Schon mit vergleichsweise kleinen Veränderungen ist es möglich, typischen bürobedingten Beschwerden aktiv entgegenzuwirken.

Wichtig ist dabei ein regelmäßiges und langfristiges Praktizieren, denn ein dynamischer Arbeitsalltag kann Rückenschmerzen aktiv vorbeugen, sodass auch die oft knappe Freizeit wieder mehr Spaß macht.

So betroffen sind Bürotätige

Das Büro ist Arbeitsplatz für viele Menschen, allein in Deutschland sind etwa 17 Millionen Arbeitnehmer täglich dort tätig. Wenn zum langen Sitzen noch andere ungesunde Verhaltensweisen wie Genussmittel-Missbrauch, Fehlernährung oder privater Stress dazu kommen, ist die Entwicklung körperlicher oder psychischer Krankheitssymptome nur noch eine Frage der Zeit. Eine gesündere Büroarbeit ist deshalb nur ein, wenn auch entscheidender Baustein, für mehr Lebensqualität.

Oft werden die ersten Anzeichen auch verdrängt, doch das ist im Hinblick auf die mögliche Entwicklung eines totalen Zusammenbruchs, Burnout, absolut nicht hilfreich. Sind es zu anfangs Nackenschmerzen oder Kopfweh, so können im weiteren Verlauf durch ungesunde Büroarbeit und Bewegungsmangel auch ernsthaftere Erkrankungen die Folge sein.
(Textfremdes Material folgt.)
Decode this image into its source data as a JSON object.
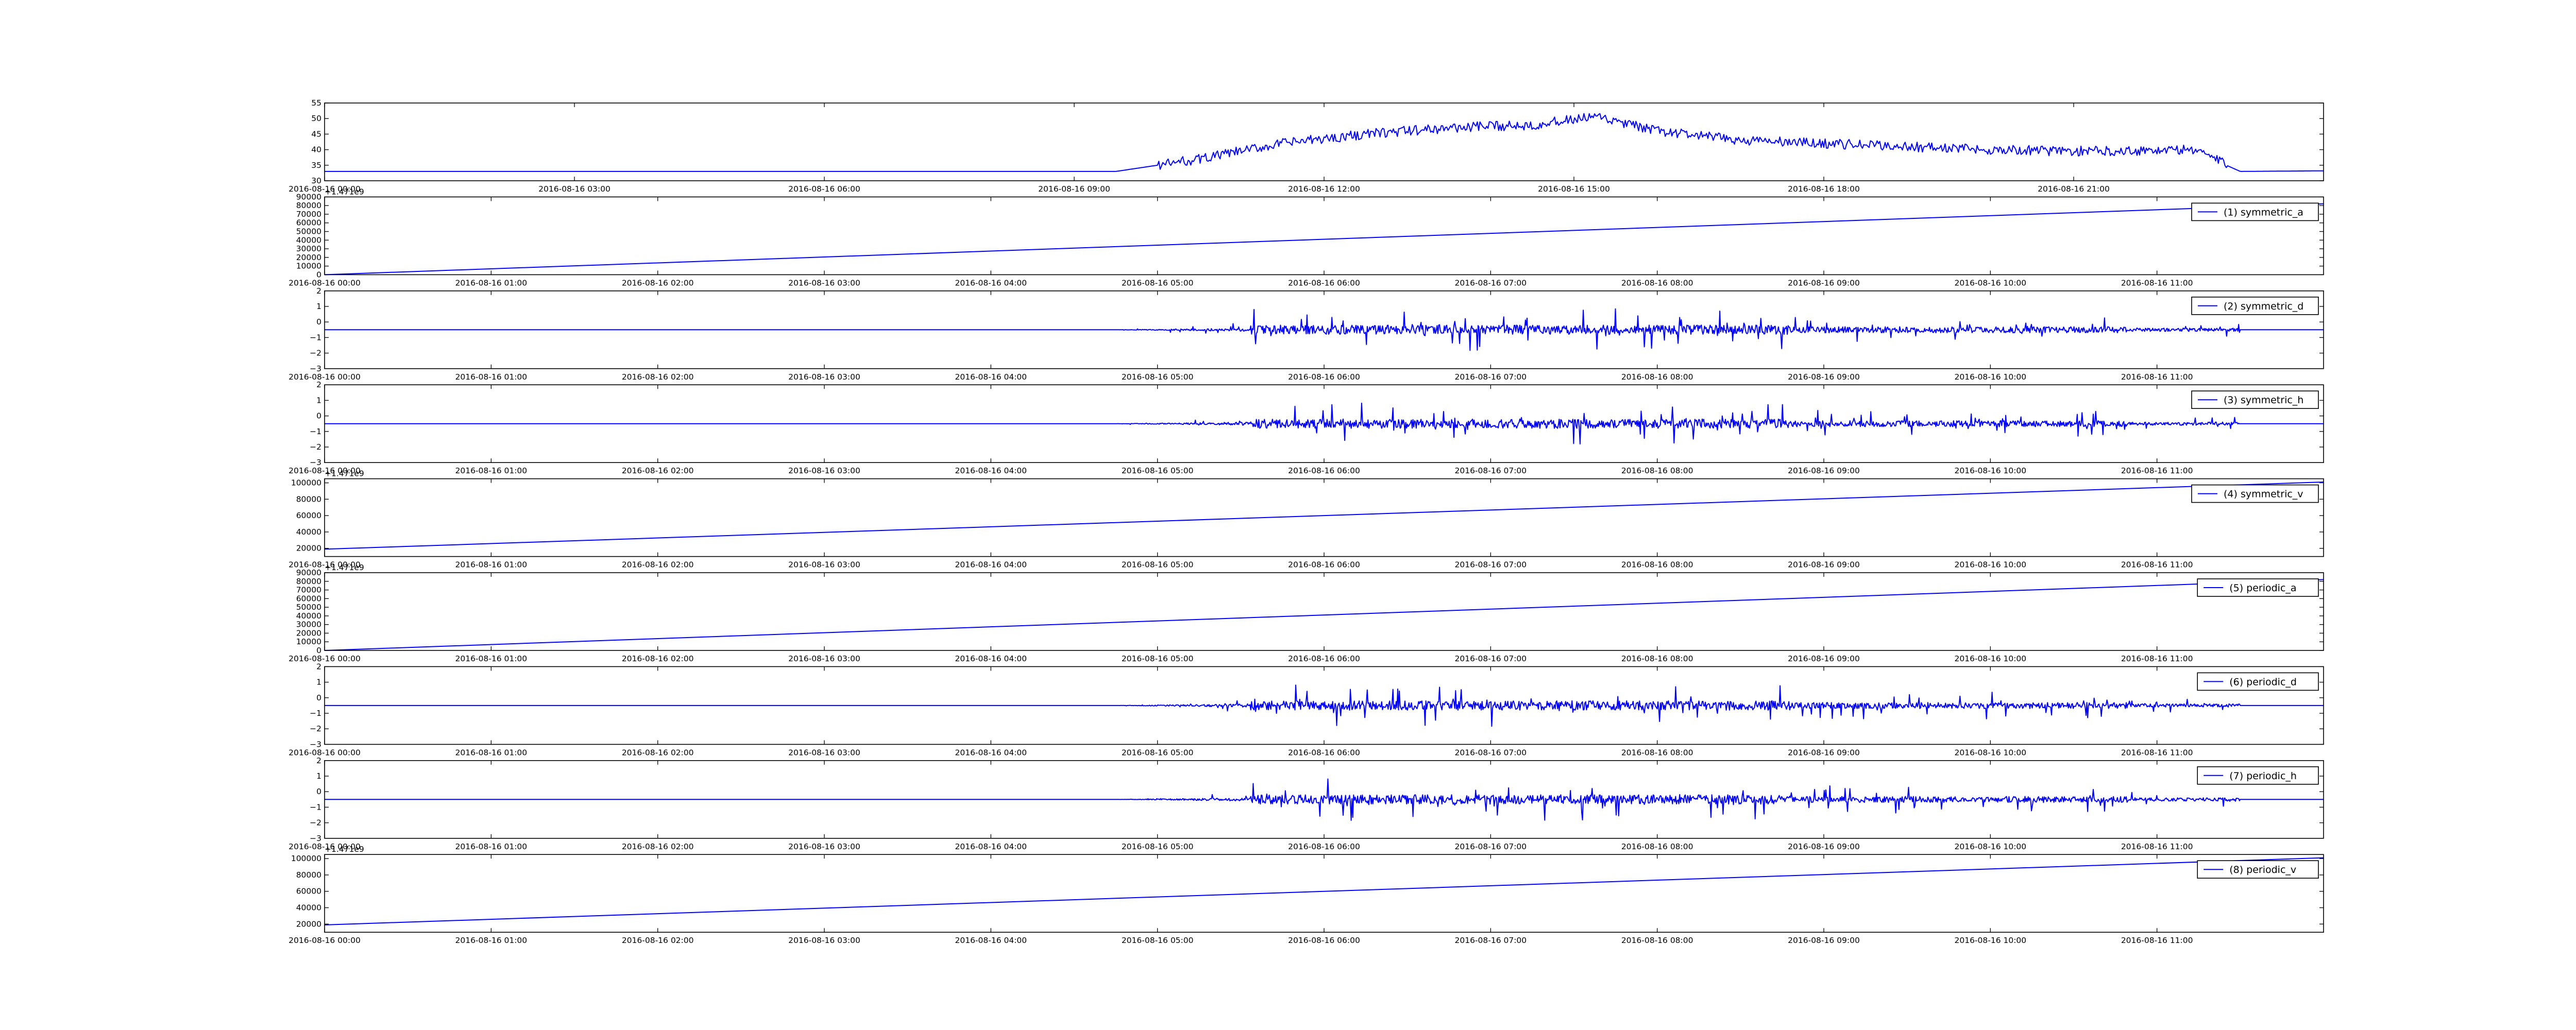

Arbeitsmediziner warnen daher vor Herz-Kreislauf-Erkrankungen oder Bandscheibenvorfällen, die oft einige Monate andauernde Krankheitsphase verursachen. In nicht wenigen Fällen kann ungesunde Büroarbeit sogar zur Arbeitsunfähigkeit oder Frühverrentung führen.

Damit es erst gar nicht so weit kommt, haben wir nützliche Tipps zusammengestellt, mit denen der Büroalltag gesünder gestaltet werden kann.

Mehr Bewegung in den Berufsalltag bringen

Bewegung für gesunde Büroarbeit wichtig
Bewegung ist für gesunde Büroarbeit wichtig / Foto: contrastwerkstatt / fotolia.com

Das Zauberwort heißt Dynamik, der Arbeitgeber sollte Voraussetzungen dafür schaffen, dass während eines Arbeitstages beliebig oft zwischen sitzender und stehender Position gewechselt werden kann.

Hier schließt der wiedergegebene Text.